Likewise, the photographs consistently reference classic draped statues, nuns in habits, the burka, the Virgin Mary, priests’ robes, ancient Greek and Roman dress, as well as covered furniture.

Renée Green: Facing
Prefix Institute of Contemporary Art
401 Richmond Street West, Suite 124, Toronto, Canada
October 6–November 25, 2016

For the first time in the history of Prefix ICA, they have dedicated all of their exhibition spaces to one artist, the writer and filmmaker Renée Green. Facing, curated by Betty Julian, is anchored by the digital film projection Begin Again, Begin Again (2015) and built upon previous aspects of the artist’s journey, including Spacing in Lisbon, Placing in Berlin, and Tracing in Lake Como.

“Her excavation of locations, perceptions, memory and movement is developed as a series of ‘nodes,’ which refer to her own private acts and processes as an artist. Once transformed into a public exhibition or other presentation, each node is given a name and an association with a specific location, which has its own forms of resonance for both the artist and audience.”

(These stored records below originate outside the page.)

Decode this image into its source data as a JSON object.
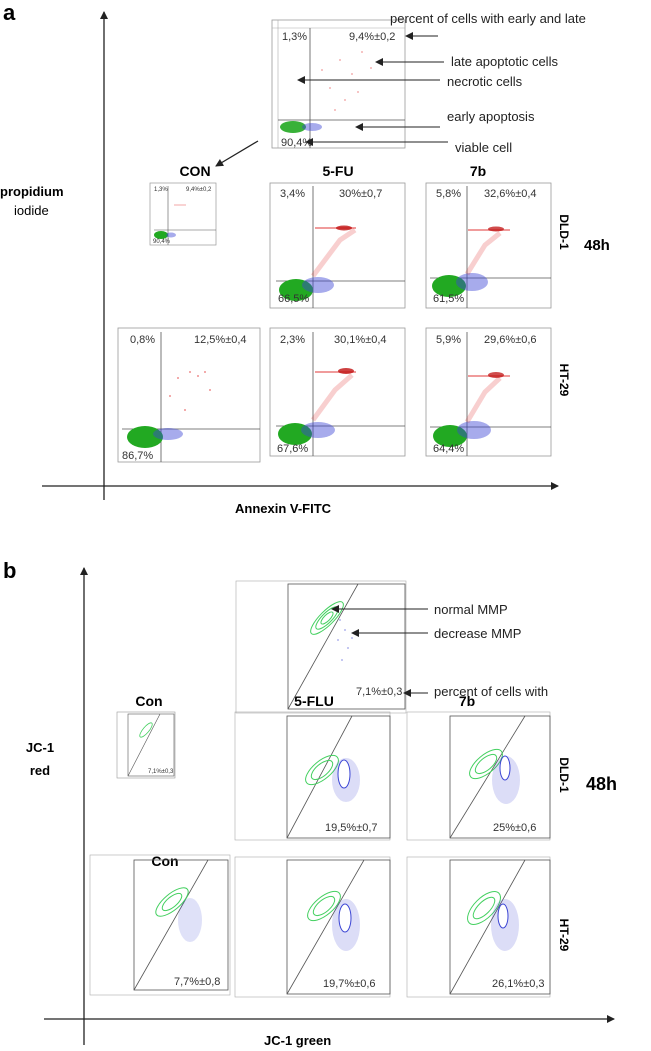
{
  "panel_a": {
    "letter": "a",
    "y_axis_label_line1": "propidium",
    "y_axis_label_line2": "iodide",
    "x_axis_label": "Annexin V-FITC",
    "columns": [
      "CON",
      "5-FU",
      "7b"
    ],
    "rows": [
      "DLD-1",
      "HT-29"
    ],
    "time": "48h",
    "legend": {
      "top_left": "1,3%",
      "top_right": "9,4%±0,2",
      "bottom_left": "90,4%",
      "notes": [
        "percent of cells with early and late",
        "late apoptotic cells",
        "necrotic cells",
        "early apoptosis",
        "viable cell"
      ]
    },
    "plots": {
      "dld1_con": {
        "tl": "1,3%",
        "tr": "9,4%±0,2",
        "bl": "90,4%"
      },
      "dld1_5fu": {
        "tl": "3,4%",
        "tr": "30%±0,7",
        "bl": "66,5%"
      },
      "dld1_7b": {
        "tl": "5,8%",
        "tr": "32,6%±0,4",
        "bl": "61,5%"
      },
      "ht29_con": {
        "tl": "0,8%",
        "tr": "12,5%±0,4",
        "bl": "86,7%"
      },
      "ht29_5fu": {
        "tl": "2,3%",
        "tr": "30,1%±0,4",
        "bl": "67,6%"
      },
      "ht29_7b": {
        "tl": "5,9%",
        "tr": "29,6%±0,6",
        "bl": "64,4%"
      }
    }
  },
  "panel_b": {
    "letter": "b",
    "y_axis_label_line1": "JC-1",
    "y_axis_label_line2": "red",
    "x_axis_label": "JC-1 green",
    "columns": [
      "Con",
      "5-FLU",
      "7b"
    ],
    "row2_column1": "Con",
    "rows": [
      "DLD-1",
      "HT-29"
    ],
    "time": "48h",
    "legend": {
      "value": "7,1%±0,3",
      "notes": [
        "normal MMP",
        "decrease MMP",
        "percent of cells with"
      ]
    },
    "plots": {
      "dld1_con": "7,1%±0,3",
      "dld1_5flu": "19,5%±0,7",
      "dld1_7b": "25%±0,6",
      "ht29_con": "7,7%±0,8",
      "ht29_5flu": "19,7%±0,6",
      "ht29_7b": "26,1%±0,3"
    }
  },
  "colors": {
    "live": "#22a922",
    "early": "#3b45d4",
    "late": "#e02424",
    "contour": "#44d060",
    "axis": "#222222"
  }
}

The exhibition includes more than four hours of time-based work, featuring sound works, space poems, prints, and digital films from ongoing work.

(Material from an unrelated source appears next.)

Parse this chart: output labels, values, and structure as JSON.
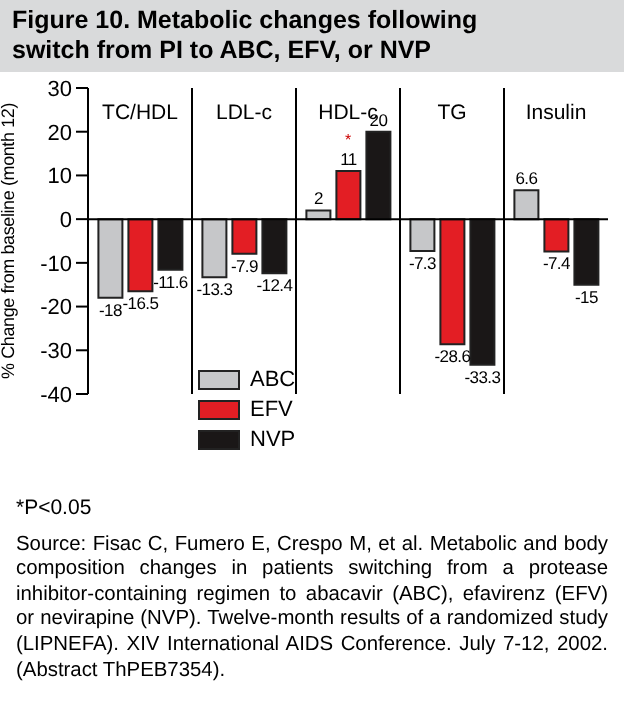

NO MAN’S LAND: Women Artists from the Rubell Family Collection
National Museum of Women in the Arts
1250 New York Ave NW, Washington, D.C.
September 30, 2016–January 8, 2017

Featuring work by thirty-seven artists from fifteen countries, No Man’s Land is comprised of work collected by the Rubell Family, one of the largest privately owned collections of contemporary art.

In No Man’s Land, curators worked with both new acquisitions and those that had been in the collection for decades to present a conversation focused on the process of making and images of the female body. “Many artists in the exhibition use labor-intensive techniques to alter conventional notions of ‘women’s work’ and handcraft. Some sculpt or paint semi-abstract shapes that reference the body obliquely, while others depict the female form directly, forcefully reclaiming its visualization and interpretation.”

The inspiration for the title of the exhibition comes from a visit Don and Mera Rubell made to the studio of the painter Kaari Upson in 2008. As explained in the audio guide by Mera Rubell: “We went to visit the artist’s studio and it turned out that the way she made these paintings was about Larry, who she had an obsession about, and she painted herself and then what she did is merge the two paintings face to face with each other as though they were actually kissing … she invented a way for these two figures to merge into something different … what she found in this merger was a new territory of identity, of maybe compromise, maybe psychological interactiveness.”

Works on display range from more traditional examples of painting and sculpture to artists who use a variety of raw materials in their assemblages, from painting with neon to weaving with Carnival beads.